Zing Forum

Reading

Agent Garden: A Multi-Agent Development Workflow Framework Based on Claude Code

Agent Garden drives multi-agent collaboration via a file suffix state machine, enabling end-to-end automation from requirements to acceptance based on Claude Code, and provides a reproducible workflow model for engineering AI-assisted development.
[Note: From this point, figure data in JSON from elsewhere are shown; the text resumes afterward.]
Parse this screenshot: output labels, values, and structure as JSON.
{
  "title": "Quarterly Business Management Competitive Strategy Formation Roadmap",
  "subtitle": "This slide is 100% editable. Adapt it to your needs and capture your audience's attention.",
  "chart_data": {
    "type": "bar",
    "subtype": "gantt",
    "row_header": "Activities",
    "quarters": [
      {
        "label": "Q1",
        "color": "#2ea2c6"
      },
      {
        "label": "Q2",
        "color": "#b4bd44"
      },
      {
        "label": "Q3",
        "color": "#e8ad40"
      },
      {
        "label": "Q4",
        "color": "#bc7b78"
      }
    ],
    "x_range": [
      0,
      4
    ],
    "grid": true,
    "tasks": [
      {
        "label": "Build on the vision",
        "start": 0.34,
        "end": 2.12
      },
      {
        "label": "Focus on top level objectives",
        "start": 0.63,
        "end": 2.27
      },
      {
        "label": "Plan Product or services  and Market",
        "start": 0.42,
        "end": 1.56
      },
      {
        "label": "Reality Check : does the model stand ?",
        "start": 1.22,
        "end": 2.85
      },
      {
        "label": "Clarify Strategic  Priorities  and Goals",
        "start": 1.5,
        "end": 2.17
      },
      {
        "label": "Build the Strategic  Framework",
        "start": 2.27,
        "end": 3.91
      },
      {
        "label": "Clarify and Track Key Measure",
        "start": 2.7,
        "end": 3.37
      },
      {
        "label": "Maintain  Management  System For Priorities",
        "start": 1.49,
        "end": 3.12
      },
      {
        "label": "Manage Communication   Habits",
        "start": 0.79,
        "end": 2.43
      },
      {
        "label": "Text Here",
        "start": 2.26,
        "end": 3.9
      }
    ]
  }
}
多代理Claude Code开发工作流状态机AI辅助开发自动化工程化
Published 2026-04-26 13:45Recent activity 2026-04-26 13:54Estimated read 6 min
Agent Garden: A Multi-Agent Development Workflow Framework Based on Claude Code
1

Section 01

Core Introduction to the Agent Garden Framework: End-to-End Automation of Multi-Agent Development Based on Claude Code

Agent Garden is a multi-agent development workflow framework built on Claude Code. It drives agent collaboration via a file suffix state machine, enabling end-to-end automation from requirements analysis to acceptance, and provides a reproducible workflow model for engineering AI-assisted development. Its core mechanism is the file suffix state machine, which coordinates the division of labor among specialized agents (such as requirements analysis, architecture design, code implementation) to advance the development process.

2

Section 02

Evolution of AI-Assisted Development and the Background of Agent Garden

AI-assisted development tools are evolving from "code completion" to "end-to-end automation". Currently, an engineered multi-agent collaboration model is needed to automate the complete development cycle. The Agent Garden project was thus proposed to address this need and provide a structured multi-agent development workflow.

3

Section 03

Core Methods of Agent Garden: File Suffix State Machine and Multi-Agent Architecture

File Suffix State Machine: File suffixes carry workflow states and correspond to different agent roles and tasks, such as .req.md (requirements analysis), .design.md (architecture design), .impl.py (code implementation), etc. Multi-Agent Collaboration Architecture: Includes requirements analysis agents (parsing requirements into structured specifications), architecture design agents (outputting system architecture blueprints), code implementation agents (generating code using Claude Code), test writing agents (generating and running tests), and review and acceptance agents (quality control).

4

Section 04

State Transition Mechanism and Advantages of Agent Garden

The workflow progresses through changes in file suffixes: initial requirements document → design document → implementation code → test code → review document → marked as completed. This mechanism has four key advantages:

  1. Observability: States are reflected in the file system, no additional database required;
  2. Recoverability: Failures can be restarted from the current state;
  3. Auditability: Change history is recorded via version control;
  4. Extensibility: Adding new agents only requires defining new state suffixes and rules.
5

Section 05

Deep Integration Between Agent Garden and Claude Code

The framework is built on Claude Code, with integration points including:

  • Code generation: Using Claude's code-writing capabilities to implement functions;
  • Code understanding: Analyzing code via Claude for review and refactoring;
  • Natural language processing: Parsing requirements and generating documents;
  • Tool invocation: Integrating with file systems, test runners, Git, etc.
6

Section 06

Engineering Practice Design of Agent Garden

Engineering considerations of the framework:

  • Balance between determinism and creativity: The state machine provides a deterministic process framework, while agents retain creative space internally;
  • Human intervention points: Configurable human intervention at key nodes (e.g., review, design confirmation);
  • Error handling: Retry, rollback, or escalate to human handling in case of failure;
  • Parallel and serial coordination: Independent functions are developed in parallel, while dependent functions are executed serially.
7

Section 07

Project Significance and Application Scenarios of Agent Garden

The value of Agent Garden lies in providing a reproducible and extensible AI-assisted development workflow model. Application scenarios include:

  • Standardized development processes: Establishing unified team norms;
  • Automation of repetitive tasks: Template-based development of similar functions;
  • Rapid prototyping: Quickly validating ideas into runnable code;
  • Learning and teaching: Demonstrating best practices for AI-assisted development. The project is in the early stage with clear core concepts, serving as a reference architecture for exploring multi-agent collaborative development.